[ExI] just a thought or two

Dan TheBookMan danust2012 at gmail.com
Sat Sep 29 19:45:16 UTC 2018

> On Sep 29, 2018, at 9:15 AM, BillK <pharos at gmail.com> wrote:
>> On Sat, 29 Sep 2018 at 16:37, spike wrote:
>> Law enforcement and government already has everything that is public.  My take on it is that our own former ExI poster Julian Assange was absolutely right: transparency is the best disinfectant.
>> Now we have all these new tools to help fight crime, which can also be in government and law enforcement.  Consider the case of Carter Page, where the FBI got a warrant to open his email on questionable evidence.  As far as I know there has been no legal consequences for that (certainly consequences, but the perpetrators have not been indicted as far as I know.)
>> Unlike any time in history, we get to see the inner workings as all that plays out, and we understand the importance of limiting the scope of government, in order to prevent corruption due to excess power.
>> I am good with transparency: I will show them my life, all of it that is public.  In return they must hold to the limits imposed by the constitution.
> Too many laws makes too many criminals.
> Quote:
> There are so many regulations and criminal statutes on the books that
> a civil-liberties expert and lawyer, Harvey Silverglate, thinks that
> the average American commits three felonies a day, and they often are
> not even aware they are breaking the law. That is, not until a federal
> agency begins an investigation and they are indicted.
> -----
> Look at the Kavanaugh circus. Apart from the three felonies per day,
> everyone has incidents from their 'wild-oats' period that must never
> be mentioned. Especially if social mores have changed over the years
> so that previous OK actions have now become violently non-PC.

Regarding Kavanaugh, though, presuming Ford’s allegations were true, I don’t think in the early 1980s it was socially acceptable for a 17 year old boy to pin a 15 year old girl down, grope her, grind against her, and try to keep her silent while doing it. I bet if her father or responsible adults were in the room — again, presuming Ford’s allegations were true — back then I don’t they would’ve said, “He’s just being a normal healthy boy,” and not interfered.

> They are even disapproving famous people from centuries ago because
> they didn't conform to modern standards.

I don’t believe it’s always wrong to hold famous people from prior ages to current standards.

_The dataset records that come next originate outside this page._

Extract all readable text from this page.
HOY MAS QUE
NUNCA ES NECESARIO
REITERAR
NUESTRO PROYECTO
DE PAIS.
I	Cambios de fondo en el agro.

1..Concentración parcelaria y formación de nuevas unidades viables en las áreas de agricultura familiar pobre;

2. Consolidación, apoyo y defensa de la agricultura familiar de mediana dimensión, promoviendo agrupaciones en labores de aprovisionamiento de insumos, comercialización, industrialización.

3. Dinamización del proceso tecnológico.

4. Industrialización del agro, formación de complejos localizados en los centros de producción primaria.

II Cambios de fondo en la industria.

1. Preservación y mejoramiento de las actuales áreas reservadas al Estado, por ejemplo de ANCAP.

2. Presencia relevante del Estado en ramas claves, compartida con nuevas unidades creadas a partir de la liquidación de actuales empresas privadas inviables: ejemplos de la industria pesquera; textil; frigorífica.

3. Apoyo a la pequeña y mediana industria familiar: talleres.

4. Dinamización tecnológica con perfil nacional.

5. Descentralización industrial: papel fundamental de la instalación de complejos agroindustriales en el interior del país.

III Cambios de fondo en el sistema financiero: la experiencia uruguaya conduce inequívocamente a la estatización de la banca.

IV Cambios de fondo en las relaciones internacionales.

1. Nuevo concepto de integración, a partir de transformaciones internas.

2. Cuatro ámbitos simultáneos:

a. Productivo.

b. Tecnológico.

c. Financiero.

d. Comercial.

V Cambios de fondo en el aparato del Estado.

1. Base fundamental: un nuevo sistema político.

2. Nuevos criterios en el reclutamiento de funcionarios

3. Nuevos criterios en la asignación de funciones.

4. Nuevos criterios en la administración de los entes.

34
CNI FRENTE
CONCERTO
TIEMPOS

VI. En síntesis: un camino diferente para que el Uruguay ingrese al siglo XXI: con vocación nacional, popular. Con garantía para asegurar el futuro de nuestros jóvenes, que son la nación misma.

Nor do I expect everyone else to adopt historical relativism with regard to us now. However, there are cases where ignorance influence outcomes.

Even so, many famous cases can be easily analyzed not do much by some current supposedly universal standard but by looking at the total context of the times and also considering what seem to be universal standards like “cruelty and viciousness are wrong” (which seems a tenet of most times, no?).

To take two examples: Jefferson and Thomas More. Jefferson’s owning slavery was pretty bad because he both knew better and there were plenty of others in his society who didn’t hold slaves. Thus, he both knew it was wrong and had examples of other people putting the anti-slavery view into practice. (It seems to me that many of the Founders who kept slaves let financial incentives (Jefferson, for instance, has a lavish lifestyle) override ethics — well, the ones who believed slavery was wrong at least.)

The Jefferson case is more complicated not just because of Sally Hemings, he failed to carry out Kościuszko’s will to free slaves and also seemed to have no problem hiring harsh overseers and treating his slaves as mere capital. See the work of Henry Wiencek on this.

More’s case was well-treated by James Wood (not Woods;). More seems to have been also behind the curve — not a religion tolerationist despite having both a humanist education and plenty of exemplars of such tolerance to choose from. Thus, I agree with Wood: he was worse than the historical context we find him placed in.